Many of its call center agents have received additional training to become what Anthem calls “care navigators.” Measurements of their performance now include issues resolved and consumer satisfaction surveys. By that broader set of measures, Mr. Ronanki said, the company’s contact agents are 30 percent to 40 percent more productive. Adding skills and redesigning work, he said, are as important as improving technology.

“Building the technical capability alone is just the beginning,” Mr. Ronanki said.

It takes time for new technologies to spread and for people to figure how to best use them. For example, the electric motor, which was introduced in the 1880s, did not generate discernible productivity gains until the 1920s, when the mass-production assembly line reorganized work around the technology.

The personal computer revolution took off in the 1980s. But it was not until the second half of the 1990s that economic productivity really surged, as those machines became cheaper, more powerful and connected to the internet.

The 1990s revival was helped by a leap in technology investment by companies and by venture capitalists, especially in internet and web start-ups. Similarly, in the past decade software spending in the United States has more than doubled to $385 billion, as companies invest to digitize their operations, the research firm IDC reported.

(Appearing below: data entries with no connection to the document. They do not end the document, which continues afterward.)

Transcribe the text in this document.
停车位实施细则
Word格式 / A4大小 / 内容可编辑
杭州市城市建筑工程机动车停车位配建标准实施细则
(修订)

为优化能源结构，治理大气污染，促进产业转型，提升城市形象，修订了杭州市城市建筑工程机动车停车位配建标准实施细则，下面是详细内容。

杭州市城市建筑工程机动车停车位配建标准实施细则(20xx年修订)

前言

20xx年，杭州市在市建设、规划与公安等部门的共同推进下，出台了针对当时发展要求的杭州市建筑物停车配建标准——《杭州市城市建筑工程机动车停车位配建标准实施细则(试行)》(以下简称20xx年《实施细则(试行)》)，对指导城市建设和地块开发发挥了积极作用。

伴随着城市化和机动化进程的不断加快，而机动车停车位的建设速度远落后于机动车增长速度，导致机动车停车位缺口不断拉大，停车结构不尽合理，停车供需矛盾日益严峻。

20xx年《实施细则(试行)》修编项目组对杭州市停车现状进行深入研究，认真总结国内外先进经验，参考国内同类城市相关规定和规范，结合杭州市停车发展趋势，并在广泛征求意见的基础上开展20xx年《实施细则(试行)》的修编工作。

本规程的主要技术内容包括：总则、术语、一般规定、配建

Venture investment in artificial intelligence start-ups worldwide increased more than 80 percent last year to $115 billion, according to PitchBook, which tracks financing. Cresta is an A.I. start-up trying to make a dent in the modern productivity problem. In 2020, Cresta introduced its initial product: real-time recommendation and coaching software for call center agents. Its technology digests huge volumes of text and voice conversations to identify patterns of behavior, and answers to questions that solve customer problems or generate sales.

The goal is not to replace workers but to lift their performance, said Zayd Enam, the company’s co-founder and chief executive. Cresta’s offering, he said, is made possible by recent advances in the power and speed of A.I. software, which he described as “game changing.”

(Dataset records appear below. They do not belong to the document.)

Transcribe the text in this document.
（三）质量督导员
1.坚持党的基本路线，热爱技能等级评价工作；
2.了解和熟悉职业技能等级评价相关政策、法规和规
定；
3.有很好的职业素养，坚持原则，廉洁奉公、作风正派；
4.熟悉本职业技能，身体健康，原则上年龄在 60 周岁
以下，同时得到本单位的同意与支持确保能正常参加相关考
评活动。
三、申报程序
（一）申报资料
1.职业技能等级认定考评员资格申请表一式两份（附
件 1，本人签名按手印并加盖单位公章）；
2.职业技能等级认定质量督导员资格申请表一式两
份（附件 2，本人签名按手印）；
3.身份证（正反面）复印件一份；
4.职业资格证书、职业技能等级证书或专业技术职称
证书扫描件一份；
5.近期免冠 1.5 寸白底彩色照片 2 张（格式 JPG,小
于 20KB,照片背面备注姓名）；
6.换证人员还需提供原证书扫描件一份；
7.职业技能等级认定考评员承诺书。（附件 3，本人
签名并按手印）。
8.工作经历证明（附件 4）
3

Cresta has 200 employees, has raised more than $150 million in venture funding and has several dozen corporate customers including Verizon, Cox Communications and Porsche.

CarMax, the nation’s largest used-car retailer, started trying out the Cresta software in December. The A.I. experiment followed years of investment to shift the company’s computer operations to run on more flexible, cloud-based systems, said Jim Lyski, executive vice president for strategy, marketing and products.

Customer inquiries to CarMax’s contact centers tend to be lengthy. Used cars span different years, models, features and driving histories, and financing plans for what is a major purchase vary. The range of questions is all but unlimited, Mr. Lyski said, so purely automated communication is not an option.

But a computing assistant that could help sort all the automotive complexity, offering real-time suggestions and information, was appealing. Cresta first trained on the CarMax contact center data, and the experiment began with its live chat agents, who have text conversations with customers.

The experience has been encouraging, Mr. Lyski said. There has been about a 10 percent improvement in response time, conversion to sales and reduced session time. And the system keeps learning and getting better. The company has begun a pilot project with agents who field voice calls, lifting the total number of agents using the A.I. technology to 200.


One concern, Mr. Lyski said, was how employees would respond to having A.I. over their shoulders. Would it be good enough to be seen as a welcome helper instead of an irritating distraction? The reaction has been positive, he said.

Cresta began with contact centers as a large, early market because it is a labor-intensive field where A.I. can be applied relatively quickly and productively. But Mr. Enam sees its “real-time intelligence A.I.” potentially being useful in a wide range of knowledge work, acting as a clever assistant in everything from hiring to product development.

“This technology is more general purpose than we see now,” he said.

Mr. Brynjolfsson of Stanford is betting that’s true, and Mr. Gordon of Northwestern is doubtful.